ROMA, 28 gennaio (Reuters) - Il ministero dell'Economia conferma l'obiettivo di quotare Poste italiane nel 2015 nell'ambito del processo di dismissione del patrimonio pubblico.

Oggi si è svolto un incontro a Via XX Settembre con i vertici del gruppo, il capo del dipartimento del Tesoro Vincenzo La Via e il capo della segreteria tecnica del ministro Pier Carlo Padoan, Fabrizio Pagani.

"L'amministratore delegato di Poste Italiane, Francesco Caio, ha illustrato il piano di sviluppo quinquennale dell'azienda, recentemente approvato dal consiglio di amministrazione", spiega una nota del Tesoro.

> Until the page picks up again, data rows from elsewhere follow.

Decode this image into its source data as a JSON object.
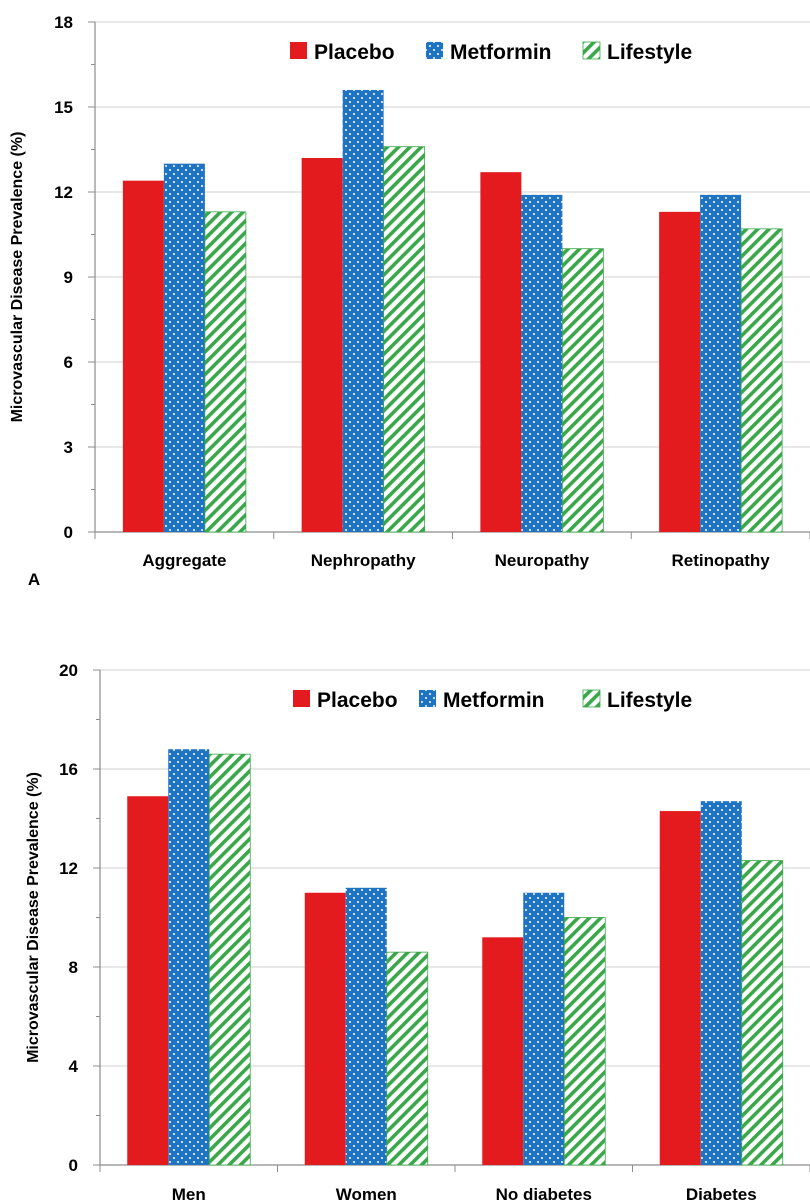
{
  "colors": {
    "placebo": "#e31b1f",
    "metformin": "#1f73c3",
    "lifestyle": "#3aa84a",
    "axis": "#8c8c8c",
    "grid": "#d0d0d0"
  },
  "chart_data": [
    {
      "type": "bar",
      "panel_label": "A",
      "ylabel": "Microvascular Disease Prevalence (%)",
      "xlabel": "",
      "categories": [
        "Aggregate",
        "Nephropathy",
        "Neuropathy",
        "Retinopathy"
      ],
      "ylim": [
        0,
        18
      ],
      "yticks": [
        0,
        3,
        6,
        9,
        12,
        15,
        18
      ],
      "grid": true,
      "legend_position": "top",
      "series": [
        {
          "name": "Placebo",
          "pattern": "solid",
          "values": [
            12.4,
            13.2,
            12.7,
            11.3
          ]
        },
        {
          "name": "Metformin",
          "pattern": "dots",
          "values": [
            13.0,
            15.6,
            11.9,
            11.9
          ]
        },
        {
          "name": "Lifestyle",
          "pattern": "stripes",
          "values": [
            11.3,
            13.6,
            10.0,
            10.7
          ]
        }
      ]
    },
    {
      "type": "bar",
      "panel_label": "",
      "ylabel": "Microvascular Disease Prevalence (%)",
      "xlabel": "",
      "categories": [
        "Men",
        "Women",
        "No diabetes",
        "Diabetes"
      ],
      "ylim": [
        0,
        20
      ],
      "yticks": [
        0,
        4,
        8,
        12,
        16,
        20
      ],
      "grid": true,
      "legend_position": "top",
      "series": [
        {
          "name": "Placebo",
          "pattern": "solid",
          "values": [
            14.9,
            11.0,
            9.2,
            14.3
          ]
        },
        {
          "name": "Metformin",
          "pattern": "dots",
          "values": [
            16.8,
            11.2,
            11.0,
            14.7
          ]
        },
        {
          "name": "Lifestyle",
          "pattern": "stripes",
          "values": [
            16.6,
            8.6,
            10.0,
            12.3
          ]
        }
      ]
    }
  ]
}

"Sono stati in particolare vagliati obiettivi, sequenza temporale e misure necessarie per procedere alla quotazione della società, confermandosi il target temporale del 2015. Nelle prossime settimane continuerà il lavoro preparatorio da parte degli advisor, anche assieme al consorzio dei global coordinator, in vista della definizione di tutte le misure necessarie", aggiunge la nota.

Il governo vuole collocare sul mercato fino al 40% di Poste e incassare tra 4 e 5 miliardi.